Character Analysis
Cathy is Lin's precocious little daughter. We don't meet Cathy and Lin until Act 2 of the play. The first thing we hear from little Cathy (who is played by a man) is a few dirty nursery rhymes, which gives us a clean break from the proper idea of ladylike behavior that women show in Act 1. For example, one of the first things we hear Cathy say is, "Silly Jack, he should jump higher/ Goodness gracious, great balls of fire" (2.1.9-10).
This, and the fact that a little girl is being played by a man, should give us the hint that we're no longer in the same uptight Victorian world as we were in Act 1.

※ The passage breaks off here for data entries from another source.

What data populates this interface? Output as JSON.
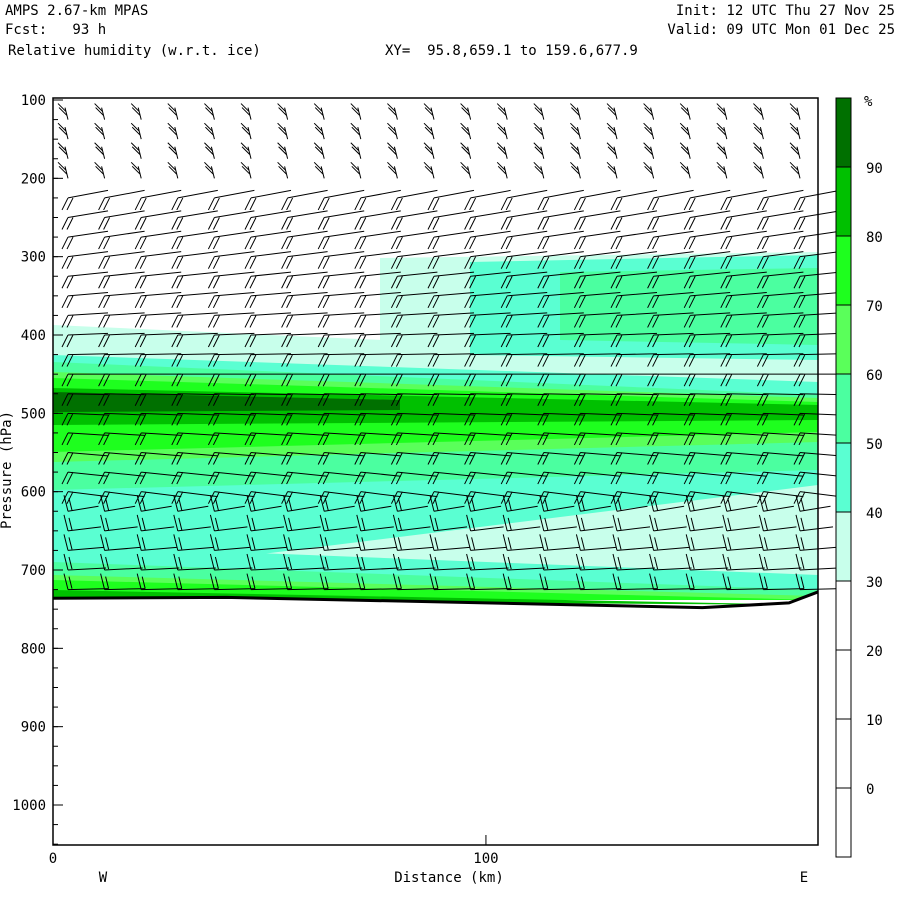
{
  "header": {
    "model": "AMPS 2.67-km MPAS",
    "forecast": "Fcst:   93 h",
    "field": "Relative humidity (w.r.t. ice)",
    "xy": "XY=  95.8,659.1 to 159.6,677.9",
    "init": "Init: 12 UTC Thu 27 Nov 25",
    "valid": "Valid: 09 UTC Mon 01 Dec 25"
  },
  "chart_data": {
    "type": "heatmap",
    "title": "Relative humidity (w.r.t. ice)",
    "xlabel": "Distance (km)",
    "ylabel": "Pressure (hPa)",
    "xlim": [
      0,
      176.7
    ],
    "ylim": [
      1050,
      100
    ],
    "xticks": [
      "0",
      "100"
    ],
    "xtick_values": [
      0,
      100
    ],
    "x_end_labels": {
      "left": "W",
      "right": "E"
    },
    "yticks": [
      "100",
      "200",
      "300",
      "400",
      "500",
      "600",
      "700",
      "800",
      "900",
      "1000"
    ],
    "ytick_values": [
      100,
      200,
      300,
      400,
      500,
      600,
      700,
      800,
      900,
      1000
    ],
    "colorbar": {
      "unit": "%",
      "labels": [
        "90",
        "80",
        "70",
        "60",
        "50",
        "40",
        "30",
        "20",
        "10",
        "0"
      ],
      "levels": [
        -10,
        0,
        10,
        20,
        30,
        40,
        50,
        60,
        70,
        80,
        90,
        100
      ],
      "colors": [
        "#ffffff",
        "#ffffff",
        "#ffffff",
        "#ffffff",
        "#c8ffeb",
        "#5affd2",
        "#4bffa0",
        "#5aff5a",
        "#1eff1e",
        "#00c000",
        "#007000"
      ]
    },
    "overlay": "wind barbs",
    "terrain_surface_hPa": {
      "x": [
        0,
        40,
        100,
        150,
        170,
        176.7
      ],
      "p": [
        736,
        735,
        742,
        748,
        742,
        728
      ]
    }
  }
}
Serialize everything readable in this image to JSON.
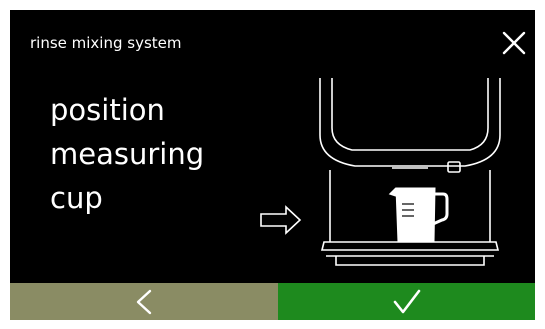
{
  "header": {
    "title": "rinse mixing system",
    "close_icon": "close-icon"
  },
  "instruction": {
    "lines": [
      "position",
      "measuring",
      "cup"
    ]
  },
  "illustration": {
    "arrow_icon": "arrow-right-icon",
    "machine": "coffee-machine-outline",
    "cup": "measuring-cup-icon"
  },
  "footer": {
    "back_icon": "chevron-left-icon",
    "confirm_icon": "checkmark-icon"
  },
  "colors": {
    "screen_bg": "#000000",
    "text": "#ffffff",
    "back_button": "#8a8c64",
    "confirm_button": "#1e8a1e",
    "frame": "#ffffff"
  }
}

Cathy is a bit of an enigma when it comes to our traditional ideas of gender. On the one hand, she loves to play with toy guns (which we would usually associate with boys). But on the other hand, she loves pretty dresses and likes to dress up like a lady. For example, she claims, "I want my ears pierced" (2.1.208) even though she's just a little girl. But when she pushes the envelope and asks to try on Betty's jewelry, her mother Lin tells her, "You'll get a smack" (2.1.241) if she keeps it up. That's mostly because Lin doesn't want Cathy to be ladylike.
Toward the end of the play, Cathy gets beaten up by a group of young boys called the Dead Hand gang, who tell her that she can't play because she's a girl. The basic problem that Cathy sheds light on is that you shouldn't draw boundaries on behavior based on gender. People are who they are, and it's unfair to try to make them behave according to gender norms. That goes both for Cathy's mother Lin—who tries to make her less girlie—and the young boys who tell her she can't play with them because she's a girl.